Some folks are starting to pull out of it now, but there is no small amount of lingering exhalation that needs to happen.  Somewhere in the second or third family gathering for Christmas, I recognized that I did not have as much emotional energy to spend as I had thought.  There were some missing recharge moments.  There were a few last minute adjustments that were not factored in.  There were extra errands when shipments delayed one package or another.  Different places had different hours that broke the routine.  Many, many small pieces came together to be collective frustrations.  And at the same time, it's good to reconnect with family and see folks again, and how can one complain about that?  There's an odd mix of gratitude, joy, and frustration that roll through in waves.  Guilt is often closely on the tail of frustration, just for color.

I needed to stop and do some self-inventory, but it didn't feel like there was time.  Or more honestly, I was afraid of the answer.  I didn't even have my body to blame this time.  I hit my wall and pushed forward anyway. There was a conscious choice in those moments.  

So I scheduled in another few miles in the pool.  And some very intentional writing time.  And some forced pauses, for air and for somatic assessments.  I came to three conclusions:
  1. I have not been factoring my emotional load from work to its fullest potential--there's still a fair bit of adjustment to resolve regarding my change to management.  I need to find a more efficient way to carry this, because I know that the baggage does not magically disappear. 
  2. I did not buffer the events adequately--having a short bit of time in between events to process them fully, that makes a difference. 
  3. I did not check in with myself while the events were happening.  This one is the real kicker, I think.  I didn't talk to myself while things were happening.  There needs to be some actual conversation between the parts of myself, in order to meet the needs of the situation.  Some parts of me would have been appeased just to have been acknowledged, frankly.  I was present in the moment and yet inadvertently leaving parts of myself behind, meaning that other areas had to pick up the slack and collectively that means I wore out a bit faster, for not even assessing if I needed a rest.  This is a great opportunity to further expand my own awareness and to develop some new practices. 
So what does that mean for now?  I'm aggressively reclaiming my schedule, very pointedly stating my intentions for my schedule for the day, and ultimately absorbing into myself a little more than usual.  With some of my Christmas money, we went to Mega Replay and I swapped in my Fitbit for an upgraded model, which has a few more tricks and syncs much faster to my phone.  What this refractory period looks like for me is a lot of trips to the gym and/or testing out a couple of different workouts at home.  Once I have reconnected those pieces, I can expand back out once again.  It's almost like an apology to myself, that I recognize I was overwrought on some places, so I'm trying to spend a lot of quality time in my own head, able to assert this time under the guise and added benefit of bettering my health.  The trick is to ensure that it's not crossing the line to self-flagellation--in these cycles before, I have DEFINITELY crossed the line into overdoing it.  

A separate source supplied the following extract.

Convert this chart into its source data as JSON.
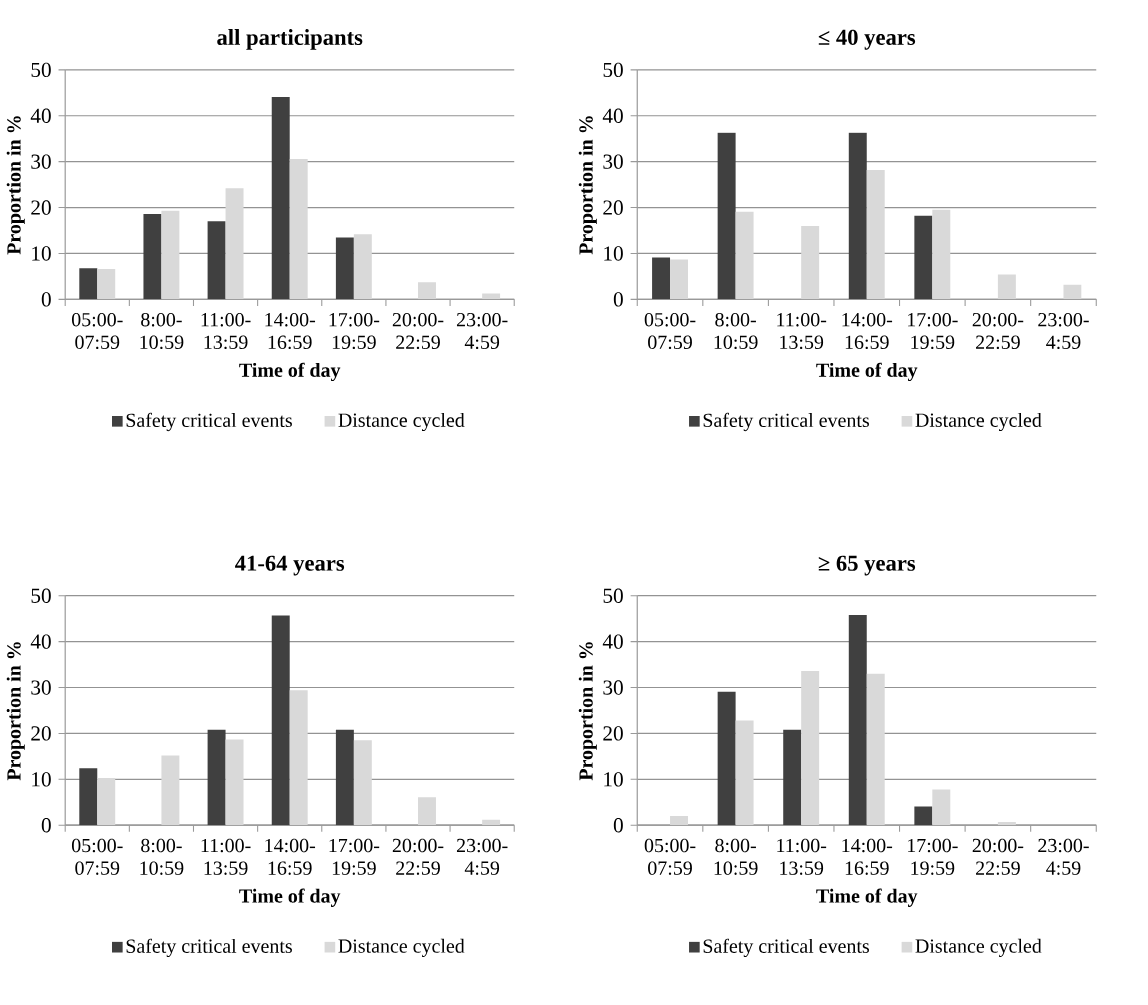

I don't think I've crossed the line yet, where working out does more harm than good, but I'm pleased to be able to push myself in ways that I haven't been able to do safely in years, if that makes sense.  There were (and still are) places where if I were to borrow tomorrow's energy, it would take me literal weeks to recover.  There are spaces now where my body tells me it's tired and I can say "one more hard lap."  Never more than one so far, but at least one more.  It starts with one.  My mile is getting faster. That does my heart good in a few ways.

Once I have regained the right balance, then what?  Can I better balance next year through any strategic planning?  Do I just accept that I will feel simultaneously filled and tired?  Can I start the refractory period earlier to better the balance?  Or is just oddly healthy to be thrown out of whack from time to time to appreciate what balance is?   

The holiday season hits everyone differently, for reasons specific to them even when the themes might be familiar.  Wishing you and yours the best kind of rebalancing you can find.